でもあんま大きかったり派手だったりすると日常的につけるとしたらすげぇ邪魔だしな。第一、オレも付けるんだし無難でそこまで大きくないものになるだろうな。
「別に構わないし、なんならぼくが全額負担するけど」
イ、イケメン。いやでも別に向こうは格好つけているとかじゃねぇな。おそらくこれは素だ。流石、レベルがちげぇや色々と。
「お前、何気に太っ腹だな。お願いしますといいたいとこだが、なんつーか、全額負担されて高いの渡されると怖いから、普通に割り勘で相談しながら決めたい」
「何をそんなに警戒してんの? ぼく、金銭感覚普通だよ」
金銭感覚普通? あーれ、今誰の口からそんな言葉が出てきたよ? 全然普通じゃねぇ奴の口から出てきたんだけど。

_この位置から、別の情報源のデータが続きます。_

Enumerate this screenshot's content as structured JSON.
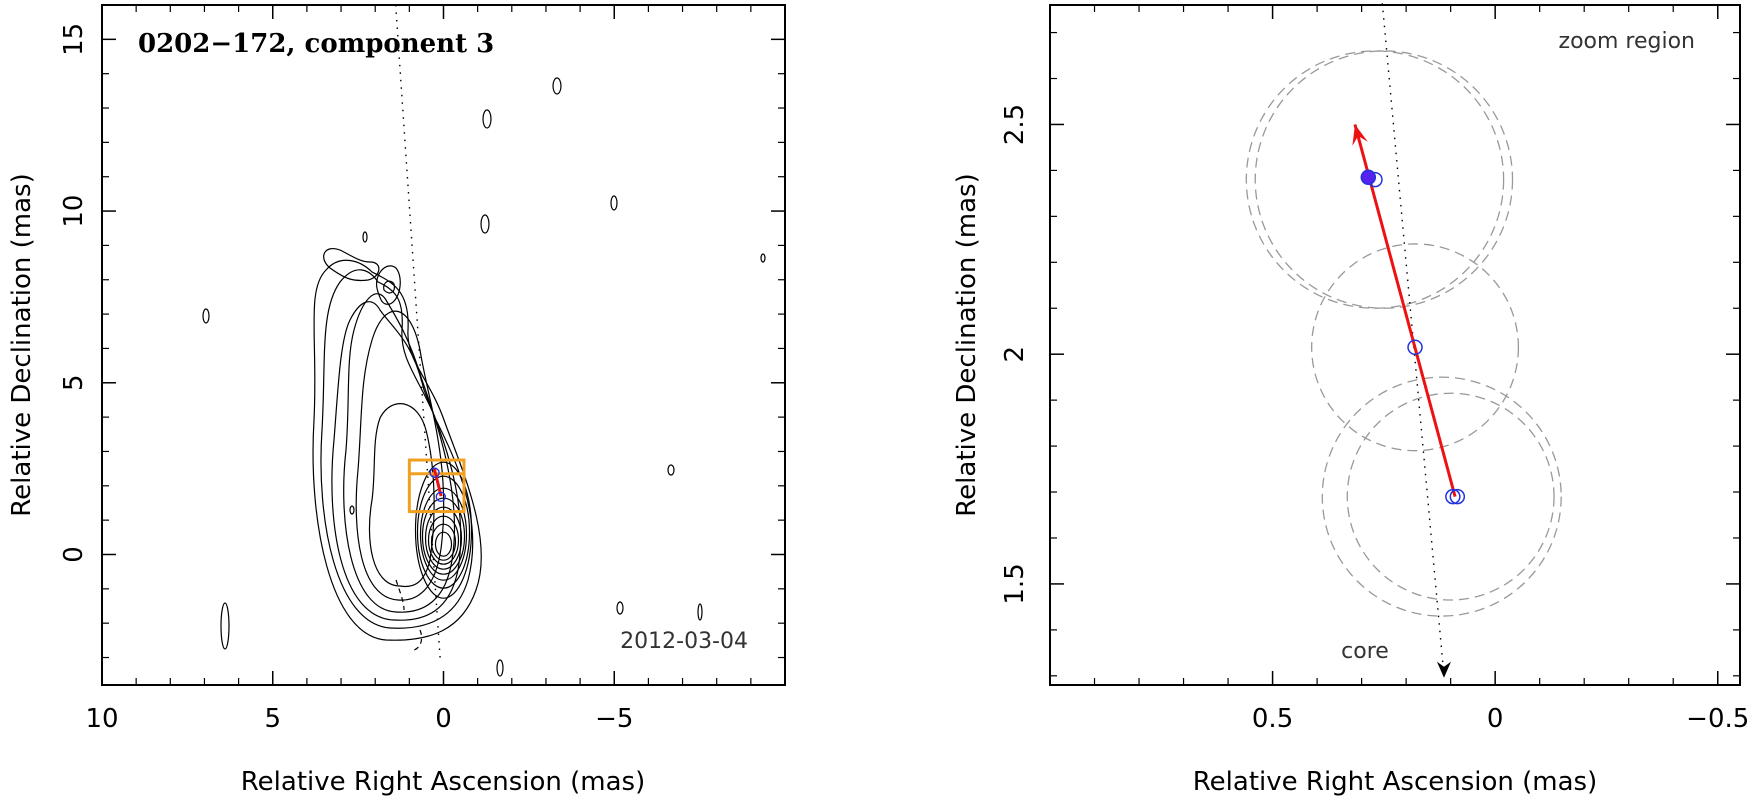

「高価な鏡を殴って割るような奴が金銭感覚普通とは言わねぇ」
物に当たるにしても枕とかそういうもんにすれば、壊れにくいし安全だし、何より金が無駄にならねぇ。まあ、そもそも物にあたんのもよくねぇけど、こいつにそれを言ったら「人に当たるよりはマシじゃない?」とか素で言われそうだ。だってバイオレンスだから。

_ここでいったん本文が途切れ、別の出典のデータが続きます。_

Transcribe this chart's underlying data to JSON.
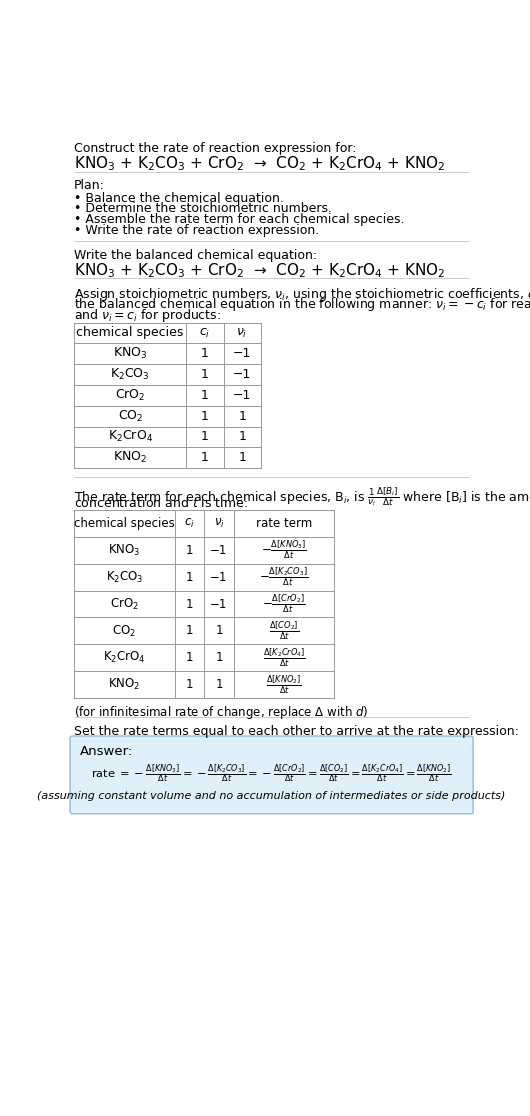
{
  "bg_color": "#ffffff",
  "title_text": "Construct the rate of reaction expression for:",
  "reaction_header": "KNO$_3$ + K$_2$CO$_3$ + CrO$_2$  →  CO$_2$ + K$_2$CrO$_4$ + KNO$_2$",
  "plan_header": "Plan:",
  "plan_items": [
    "• Balance the chemical equation.",
    "• Determine the stoichiometric numbers.",
    "• Assemble the rate term for each chemical species.",
    "• Write the rate of reaction expression."
  ],
  "balanced_header": "Write the balanced chemical equation:",
  "balanced_eq": "KNO$_3$ + K$_2$CO$_3$ + CrO$_2$  →  CO$_2$ + K$_2$CrO$_4$ + KNO$_2$",
  "stoich_intro_lines": [
    "Assign stoichiometric numbers, $\\nu_i$, using the stoichiometric coefficients, $c_i$, from",
    "the balanced chemical equation in the following manner: $\\nu_i = -c_i$ for reactants",
    "and $\\nu_i = c_i$ for products:"
  ],
  "table1_headers": [
    "chemical species",
    "$c_i$",
    "$\\nu_i$"
  ],
  "table1_rows": [
    [
      "KNO$_3$",
      "1",
      "−1"
    ],
    [
      "K$_2$CO$_3$",
      "1",
      "−1"
    ],
    [
      "CrO$_2$",
      "1",
      "−1"
    ],
    [
      "CO$_2$",
      "1",
      "1"
    ],
    [
      "K$_2$CrO$_4$",
      "1",
      "1"
    ],
    [
      "KNO$_2$",
      "1",
      "1"
    ]
  ],
  "rate_intro_lines": [
    "The rate term for each chemical species, B$_i$, is $\\frac{1}{\\nu_i}\\frac{\\Delta[B_i]}{\\Delta t}$ where [B$_i$] is the amount",
    "concentration and $t$ is time:"
  ],
  "table2_headers": [
    "chemical species",
    "$c_i$",
    "$\\nu_i$",
    "rate term"
  ],
  "table2_rows": [
    [
      "KNO$_3$",
      "1",
      "−1",
      "$-\\frac{\\Delta[KNO_3]}{\\Delta t}$"
    ],
    [
      "K$_2$CO$_3$",
      "1",
      "−1",
      "$-\\frac{\\Delta[K_2CO_3]}{\\Delta t}$"
    ],
    [
      "CrO$_2$",
      "1",
      "−1",
      "$-\\frac{\\Delta[CrO_2]}{\\Delta t}$"
    ],
    [
      "CO$_2$",
      "1",
      "1",
      "$\\frac{\\Delta[CO_2]}{\\Delta t}$"
    ],
    [
      "K$_2$CrO$_4$",
      "1",
      "1",
      "$\\frac{\\Delta[K_2CrO_4]}{\\Delta t}$"
    ],
    [
      "KNO$_2$",
      "1",
      "1",
      "$\\frac{\\Delta[KNO_2]}{\\Delta t}$"
    ]
  ],
  "infinitesimal_note": "(for infinitesimal rate of change, replace Δ with $d$)",
  "set_rate_text": "Set the rate terms equal to each other to arrive at the rate expression:",
  "answer_label": "Answer:",
  "answer_box_color": "#dff0fa",
  "answer_box_border": "#90bcd8",
  "rate_expression": "rate $= -\\frac{\\Delta[KNO_3]}{\\Delta t} = -\\frac{\\Delta[K_2CO_3]}{\\Delta t} = -\\frac{\\Delta[CrO_2]}{\\Delta t} = \\frac{\\Delta[CO_2]}{\\Delta t} = \\frac{\\Delta[K_2CrO_4]}{\\Delta t} = \\frac{\\Delta[KNO_2]}{\\Delta t}$",
  "assumption_note": "(assuming constant volume and no accumulation of intermediates or side products)",
  "table_border_color": "#999999",
  "text_color": "#000000",
  "line_color": "#cccccc"
}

オレが割と失礼なことを考えているのを察したのだろうエルはどこか不満そうに口を尖らせる。
「百歩譲ってぼくが少し金銭感覚がズレてるとしても、君も割とまともじゃないからね。寮生の人たちがあいつはドケチだって散々言ってたからね」
「本当のドケチだったら、高いもん受け取ってもラッキーで終わるだろ。オレのはただの勿体ねぇ精神だ」
そりゃ多少は他人よりがめついとこはあっけどよ。ドケチまではいかねぇし、せいぜいケチだ。

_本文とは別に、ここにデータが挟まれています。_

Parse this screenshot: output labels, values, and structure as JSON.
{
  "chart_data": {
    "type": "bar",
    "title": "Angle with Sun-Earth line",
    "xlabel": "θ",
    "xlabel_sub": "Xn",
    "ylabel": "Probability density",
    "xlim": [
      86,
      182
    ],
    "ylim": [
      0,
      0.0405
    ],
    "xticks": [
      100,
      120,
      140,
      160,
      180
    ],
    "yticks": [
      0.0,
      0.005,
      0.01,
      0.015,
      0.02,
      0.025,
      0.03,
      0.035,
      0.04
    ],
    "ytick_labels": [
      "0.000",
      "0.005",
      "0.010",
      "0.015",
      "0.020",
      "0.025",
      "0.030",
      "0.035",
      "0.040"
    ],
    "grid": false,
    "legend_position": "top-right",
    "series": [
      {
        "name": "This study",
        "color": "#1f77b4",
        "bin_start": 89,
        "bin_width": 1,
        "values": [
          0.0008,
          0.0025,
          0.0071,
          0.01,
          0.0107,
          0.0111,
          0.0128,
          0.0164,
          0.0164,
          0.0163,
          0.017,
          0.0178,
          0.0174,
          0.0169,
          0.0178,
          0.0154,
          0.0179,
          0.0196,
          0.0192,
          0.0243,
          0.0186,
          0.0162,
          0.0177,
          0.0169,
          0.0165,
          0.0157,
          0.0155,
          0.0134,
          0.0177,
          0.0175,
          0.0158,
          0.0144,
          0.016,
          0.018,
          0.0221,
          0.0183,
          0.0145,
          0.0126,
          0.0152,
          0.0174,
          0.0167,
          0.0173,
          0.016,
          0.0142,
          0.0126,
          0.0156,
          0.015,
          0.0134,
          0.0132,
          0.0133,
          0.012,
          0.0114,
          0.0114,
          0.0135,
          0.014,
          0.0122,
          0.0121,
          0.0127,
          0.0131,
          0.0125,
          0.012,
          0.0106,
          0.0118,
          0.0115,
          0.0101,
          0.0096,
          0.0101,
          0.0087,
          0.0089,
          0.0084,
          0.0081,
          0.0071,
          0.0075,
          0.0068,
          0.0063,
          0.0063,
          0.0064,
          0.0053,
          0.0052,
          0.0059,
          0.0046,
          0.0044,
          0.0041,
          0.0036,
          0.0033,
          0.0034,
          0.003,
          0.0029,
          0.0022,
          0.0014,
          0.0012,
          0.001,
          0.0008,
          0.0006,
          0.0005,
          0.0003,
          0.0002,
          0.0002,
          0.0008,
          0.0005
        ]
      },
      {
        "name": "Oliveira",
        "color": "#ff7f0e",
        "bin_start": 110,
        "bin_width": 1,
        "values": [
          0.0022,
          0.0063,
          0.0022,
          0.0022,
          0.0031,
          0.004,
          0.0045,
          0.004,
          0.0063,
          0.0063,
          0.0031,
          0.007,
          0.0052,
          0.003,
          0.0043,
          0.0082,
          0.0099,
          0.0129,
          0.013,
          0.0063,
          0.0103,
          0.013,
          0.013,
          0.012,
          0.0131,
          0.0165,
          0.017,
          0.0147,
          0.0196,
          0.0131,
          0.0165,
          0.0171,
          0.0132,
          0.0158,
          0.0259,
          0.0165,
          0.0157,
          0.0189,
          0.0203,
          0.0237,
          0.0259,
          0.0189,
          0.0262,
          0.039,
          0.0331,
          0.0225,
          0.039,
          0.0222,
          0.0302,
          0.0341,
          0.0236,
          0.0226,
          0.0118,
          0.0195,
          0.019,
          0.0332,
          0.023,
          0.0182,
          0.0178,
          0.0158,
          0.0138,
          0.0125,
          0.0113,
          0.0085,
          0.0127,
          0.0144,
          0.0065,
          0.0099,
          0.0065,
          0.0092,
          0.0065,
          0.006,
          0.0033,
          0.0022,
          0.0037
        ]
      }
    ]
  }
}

あと小心者のオレはあまり身の丈に合わねぇもんつけると壊さねぇかずっとびくびくすることになる。加えて「タダほど高いもんはねぇよ」と昔、商隊のズーハオが言ってた。
つーか、オレが金銭感覚若干人より厳しいのは家業とズーハオの所為だし。あいつすっげぇ金銭厳しいからな。その癖して賭博好きだし、おかしいだろ。大体は勝つからいいんだけどよ。フェイスちゃんの数取りの時はボロ負けしてオレに冗談とはいえせびってきたけど。年下にたかるんじゃねぇ。
「はいはい、分かったよ」
オレは知っている、こういう返事をする奴は大体分かってねぇ。でも、まあいいか。こんなところで変な押し問答してもなんもお互いに利がねぇしな。